NC, normal controls; aMCI amnestic mild cognitive impairment; AD, Alzheimer disease; MMSE, Mini Mental State Exam; Age, education and MMSE are expressed as mean (SD); Sex as number;

AD vs aMCI;

AD vs NC;

aMCI vs NC; p by multiple Bonferroni test, significant at the 0.05 level.

Analysis by type of error yielded a significant difference between aMCI patients and NC for semantic errors (p<0.000). No significant visual perceptual difference was found. aMCI patients had significantly less errors as regards lack of answer than AD patients (p<0.000) (Table 2).

Relative distribution of error type was also analyzed (Figure 1). Error distribution among MCI and AD patients was similar.
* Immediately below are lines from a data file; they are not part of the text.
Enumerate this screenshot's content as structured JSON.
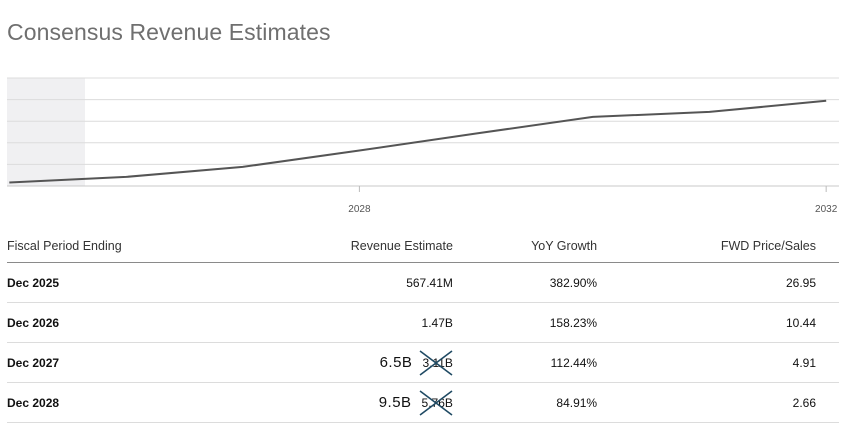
{
  "title": "Consensus Revenue Estimates",
  "chart_data": {
    "type": "line",
    "x": [
      2025,
      2026,
      2027,
      2028,
      2029,
      2030,
      2031,
      2032
    ],
    "values": [
      0.57,
      1.47,
      3.1,
      5.76,
      8.5,
      11.2,
      12.0,
      13.8
    ],
    "x_ticks": [
      "2028",
      "2032"
    ],
    "xlim": [
      2024.98,
      2032.11
    ],
    "ylim": [
      0,
      17.5
    ],
    "grid": true,
    "line_color": "#555555",
    "shaded_region_color": "#f0f0f2"
  },
  "table": {
    "headers": [
      "Fiscal Period Ending",
      "Revenue Estimate",
      "YoY Growth",
      "FWD Price/Sales"
    ],
    "rows": [
      {
        "period": "Dec 2025",
        "revenue": "567.41M",
        "handwritten": "",
        "yoy": "382.90%",
        "ps": "26.95"
      },
      {
        "period": "Dec 2026",
        "revenue": "1.47B",
        "handwritten": "",
        "yoy": "158.23%",
        "ps": "10.44"
      },
      {
        "period": "Dec 2027",
        "revenue": "3.11B",
        "handwritten": "6.5B",
        "yoy": "112.44%",
        "ps": "4.91"
      },
      {
        "period": "Dec 2028",
        "revenue": "5.76B",
        "handwritten": "9.5B",
        "yoy": "84.91%",
        "ps": "2.66"
      }
    ]
  },
  "colors": {
    "title": "#6f6f6f",
    "cross_mark": "#1f4a63",
    "grid": "#d9d9d9"
  }
}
The NC group made less (p<0.001) semantic errors (48% vs. 41% vs. 15% respectively) and more other errors than the MCI and AD groups, including answers without relation to the stimuli, semantic cue and phonemic cue (20% vs. 22% vs. 48%, respectively) (p<0.001).

Figure 1

Analysis of naming error type (percentage) in NC, aMCI and AD. NC, normal controls; aMCI amnestic mild cognitive impairment; AD, Alzheimer disease. *p<.001.

Discussion

The Boston Naming Test (BNT)[9] is the most frequently used test for visual confrontation naming and might be an important diagnostic tool to differentiate between normal aging and cortical dementia of the Alzheimer type.
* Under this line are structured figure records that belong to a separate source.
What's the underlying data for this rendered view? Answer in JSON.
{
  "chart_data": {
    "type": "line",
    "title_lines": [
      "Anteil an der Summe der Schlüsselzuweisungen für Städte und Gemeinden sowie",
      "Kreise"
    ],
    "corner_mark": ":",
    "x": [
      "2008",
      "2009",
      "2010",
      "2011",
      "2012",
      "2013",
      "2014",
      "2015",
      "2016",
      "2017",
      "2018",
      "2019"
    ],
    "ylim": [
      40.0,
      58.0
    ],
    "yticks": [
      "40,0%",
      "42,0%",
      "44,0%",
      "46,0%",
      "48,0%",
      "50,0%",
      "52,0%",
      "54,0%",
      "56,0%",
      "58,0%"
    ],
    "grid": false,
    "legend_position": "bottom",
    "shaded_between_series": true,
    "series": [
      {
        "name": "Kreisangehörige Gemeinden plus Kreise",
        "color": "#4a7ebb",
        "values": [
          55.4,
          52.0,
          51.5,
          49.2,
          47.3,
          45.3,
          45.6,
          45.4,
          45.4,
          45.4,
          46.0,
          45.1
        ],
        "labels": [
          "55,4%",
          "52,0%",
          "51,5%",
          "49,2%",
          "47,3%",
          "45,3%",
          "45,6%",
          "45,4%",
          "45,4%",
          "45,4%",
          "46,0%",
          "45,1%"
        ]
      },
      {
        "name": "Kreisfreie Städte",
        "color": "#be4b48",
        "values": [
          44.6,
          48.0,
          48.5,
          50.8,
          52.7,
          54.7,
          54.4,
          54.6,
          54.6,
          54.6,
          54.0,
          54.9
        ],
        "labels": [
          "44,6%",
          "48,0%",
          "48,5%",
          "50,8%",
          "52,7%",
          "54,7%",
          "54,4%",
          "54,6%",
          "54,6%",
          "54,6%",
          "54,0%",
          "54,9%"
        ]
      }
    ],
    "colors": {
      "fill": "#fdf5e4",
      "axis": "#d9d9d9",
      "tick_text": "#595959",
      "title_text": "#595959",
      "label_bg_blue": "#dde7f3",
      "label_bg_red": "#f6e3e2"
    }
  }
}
A theoretical stage model of normal naming and lexical access can be used.[26,27]

The first stage is perceptual in which the analysis of the characteristics of the object takes place. In the second integrative stage the simultaneous analysis of the primary characteristics is carried out. In the third semantic stage, the visual image has to be matched with semantic knowledge of the object (ordinate, super-ordinate or sub-ordinate). In the fourth lexical stage, the semantic knowledge of an object corresponds to a word (or name) of the object. Finally, in the fifth phonemic stage the actual production of a word takes place.
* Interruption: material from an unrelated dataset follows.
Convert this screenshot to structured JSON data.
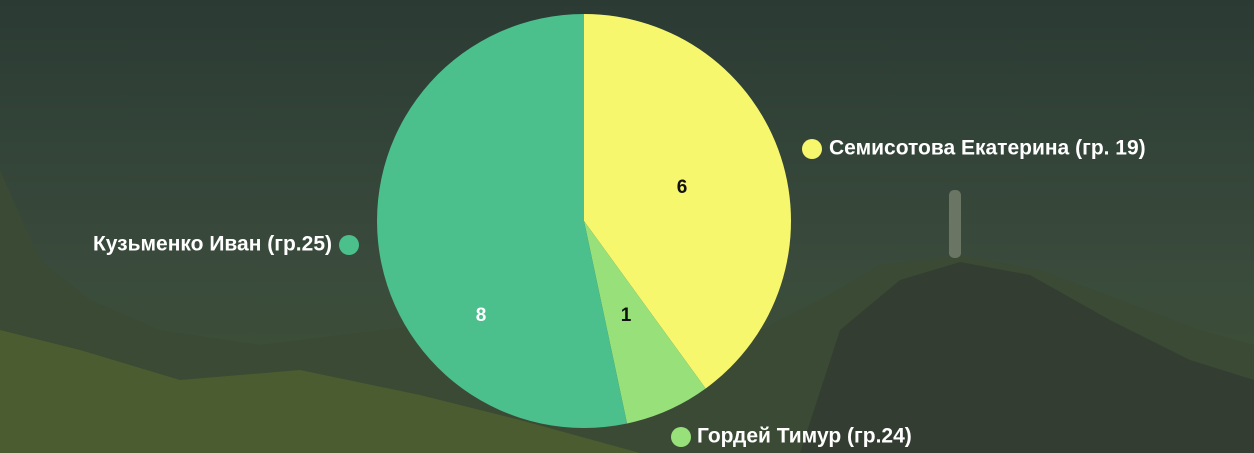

The qualitative error types made on the BNT can be the result of disruption in one of the stages of the model outlined above. Semantically related errors indicate disruption in the 3rd stage of the model, where integrated information should trigger semantic knowledge. Visual perceptual errors reveal a defect in the first levels, before semantic recognition takes place. Phonological errors reveal a defect in the fifth stage of the model, where phonological processing takes place. A semantic anomia show interruption in the third stage of the model while evocative anomia shows interruption in lexical decision (fourth stage).[26] Based on this model, aMCI patient have difficulties in the 3rd stage, in which semantic knowledge is processed.

Previous research has found evidence that early in the advance of AD, declines in semantic performance were due to changes in attentional control and/or access processes and that later in the course of AD, declines in performance were best explained as being due to additional breakdowns in the structure of semantic memory.[11]

AD results in a general disruption of the organization and structure of semantic knowledge such that concepts, concept attributes, and links between concepts are lost or degraded because of neural degeneration in critical cortical areas. From this perspective, AD-related declines in picture naming might be attributable to a breakdown in semantic networks responsible for propagating activation to lexical and phonological representations.[11]

Several studies have found no significant difference in total BNT score between aMCI and controls.[13] Our results show that aMCI patients did not differ significantly in total scores, but showed significantly higher semantic errors compared to controls.

Further longitudinal research should investigate whether aMCI patients with this kind of semantic deficit go on to develop AD or if we can define the aMCI subgroup with mild semantic impairment as a predictor of very early AD. The use of visual confrontation naming as a diagnostic tool for aMCI is important, and further examination should reveal what form intervention in this early stage of AD development can take.